Juárez

Tras derrumbe de barda

Vigilan padres patio de escuela

Temen que algún estudiante sufra un accidente

Alejandra Gómez
El Diario de Juárez

martes, 14 septiembre 2021 | 06:00

Cortesía | Instalaciones de la primaria Porfirio Parra, al fondo, una madre de familia

Ciudad Juárez— Ante el peligro de que algún estudiante sufra un accidente, en el transcurso del horario de clases madres y padres de familia se turnan para vigilar el área donde el pasado 20 de agosto colapsó la barda trasera de la escuela primaria Porfirio Parra, colindante con el viaducto Díaz Ordaz. 

“Ya deberían poner algo, es muy importante, mi hija es autista y me da miedo que vaya a acercarse y le pase algo, pero no es sólo por ella, a cualquier niño le puede llamar la atención y asomarse”, dijo María Sánchez, madre de una estudiante de tercero, una de los 30 alumnos que pertenecen al programa de Usaer del plantel.

El desplome de la barda de aproximadamente 70 metros de largo fue causado por las pasadas lluvias que se registraron en la ciudad, lo cual provocó que las instalaciones y el patio de la escuela quedaran exhibidos, pero sobre todo que no haya un límite entre las áreas de recreación de los estudiantes y la inclinada estructura de piedra que protege los costados del viaducto, por donde circulan vehículos en ambos sentidos.

Además, con la barda también se vinieron abajo varios metros del alambrado de púas que protegía el perímetro trasero de la escuela, con el cual se evitaba el ingreso de personas con la intención de robar o vandalizar las instalaciones, por lo que quedó totalmente desprotegida, dijo el director del plantel, Saúl Enrique Martínez. 

También explicó que al dar aviso a la Subsecretaría de Educación y Deporte sobre la situación, registrada unos días antes del inicio de clases presenciales, se le informó que se pondría una malla ciclónica provisional para que los estudiantes pudieran circular por el plantel sin correr ningún riesgo y, además, evitar el ingreso de personas ajenas, pero hasta el momento no se ha puesto nada. 

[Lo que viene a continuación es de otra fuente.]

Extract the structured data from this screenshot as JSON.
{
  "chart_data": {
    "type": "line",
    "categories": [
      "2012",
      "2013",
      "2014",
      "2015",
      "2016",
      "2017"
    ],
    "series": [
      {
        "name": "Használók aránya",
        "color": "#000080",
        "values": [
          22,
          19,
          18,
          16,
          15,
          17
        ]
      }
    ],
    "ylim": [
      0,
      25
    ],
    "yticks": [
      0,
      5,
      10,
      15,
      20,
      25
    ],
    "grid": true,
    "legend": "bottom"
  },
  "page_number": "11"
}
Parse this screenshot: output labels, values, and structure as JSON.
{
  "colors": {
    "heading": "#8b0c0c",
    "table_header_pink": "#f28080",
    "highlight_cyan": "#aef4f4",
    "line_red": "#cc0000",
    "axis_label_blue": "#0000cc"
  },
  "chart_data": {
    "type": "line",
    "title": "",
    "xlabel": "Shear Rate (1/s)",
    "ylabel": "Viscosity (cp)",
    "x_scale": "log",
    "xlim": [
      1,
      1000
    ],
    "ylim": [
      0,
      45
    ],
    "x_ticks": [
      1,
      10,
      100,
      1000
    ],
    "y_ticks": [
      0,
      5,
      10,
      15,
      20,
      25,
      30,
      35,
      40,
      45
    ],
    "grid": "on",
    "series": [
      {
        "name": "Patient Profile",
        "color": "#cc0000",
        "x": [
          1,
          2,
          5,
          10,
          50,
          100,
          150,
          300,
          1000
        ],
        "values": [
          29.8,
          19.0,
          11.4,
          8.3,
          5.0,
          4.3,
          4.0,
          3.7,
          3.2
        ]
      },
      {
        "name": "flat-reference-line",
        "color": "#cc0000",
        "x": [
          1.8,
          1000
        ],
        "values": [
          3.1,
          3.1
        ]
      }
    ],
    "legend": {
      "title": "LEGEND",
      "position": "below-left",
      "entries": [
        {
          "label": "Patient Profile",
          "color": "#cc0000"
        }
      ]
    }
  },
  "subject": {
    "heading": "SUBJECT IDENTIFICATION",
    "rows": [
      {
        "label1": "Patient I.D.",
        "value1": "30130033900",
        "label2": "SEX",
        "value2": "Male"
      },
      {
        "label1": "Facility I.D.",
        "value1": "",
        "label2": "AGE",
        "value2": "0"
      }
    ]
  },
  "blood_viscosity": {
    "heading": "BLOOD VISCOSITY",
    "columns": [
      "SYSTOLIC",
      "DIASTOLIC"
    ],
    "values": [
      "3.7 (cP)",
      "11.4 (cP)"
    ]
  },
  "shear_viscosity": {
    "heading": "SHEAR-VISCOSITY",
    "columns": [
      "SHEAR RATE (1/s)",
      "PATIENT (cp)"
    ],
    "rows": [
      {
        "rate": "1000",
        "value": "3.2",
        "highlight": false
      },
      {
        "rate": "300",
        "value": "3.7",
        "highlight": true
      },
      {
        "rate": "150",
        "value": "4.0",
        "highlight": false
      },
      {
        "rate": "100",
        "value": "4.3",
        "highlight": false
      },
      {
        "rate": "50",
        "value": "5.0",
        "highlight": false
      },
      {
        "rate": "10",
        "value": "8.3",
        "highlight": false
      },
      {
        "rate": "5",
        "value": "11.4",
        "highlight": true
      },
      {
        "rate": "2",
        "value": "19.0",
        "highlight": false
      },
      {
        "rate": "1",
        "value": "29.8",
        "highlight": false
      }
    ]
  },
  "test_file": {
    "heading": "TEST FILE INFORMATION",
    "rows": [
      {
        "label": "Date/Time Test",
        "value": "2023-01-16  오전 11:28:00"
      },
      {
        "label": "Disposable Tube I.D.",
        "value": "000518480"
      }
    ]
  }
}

Ante la situación, madres y padres de familia decidieron organizarse con el personal educativo a fin de programar una vigilancia de la zona mientras se llevan a cabo las jornadas escolares, aunque otra forma de seguridad radica en la prohibición de circular por la escuela a menos de que sea en compañía del docente en turno. 

La barda fue construida a mediados de los 90 con recursos y mano de obra de padres de familia, pero no fue supervisada, por lo que nadie se percató de que estaba mal cimentada, lo que provocó que con el paso de los años y la constante erosión causada por las lluvias terminara por colapsar, explicó el director.  

En el lugar aún permanecen los restos de los bloques de cemento y del alambre, algunos de los cuales han comenzado a esparcirse sobre un carril del viaducto Díaz Ordaz, a pesar de que un día después del accidente la Dirección General de Protección Civil solicitó a Servicios Públicos su remoción a fin de evitar que terminen de caer o incluso sean arrastrados por agua en caso de que se registren lluvias en la ciudad.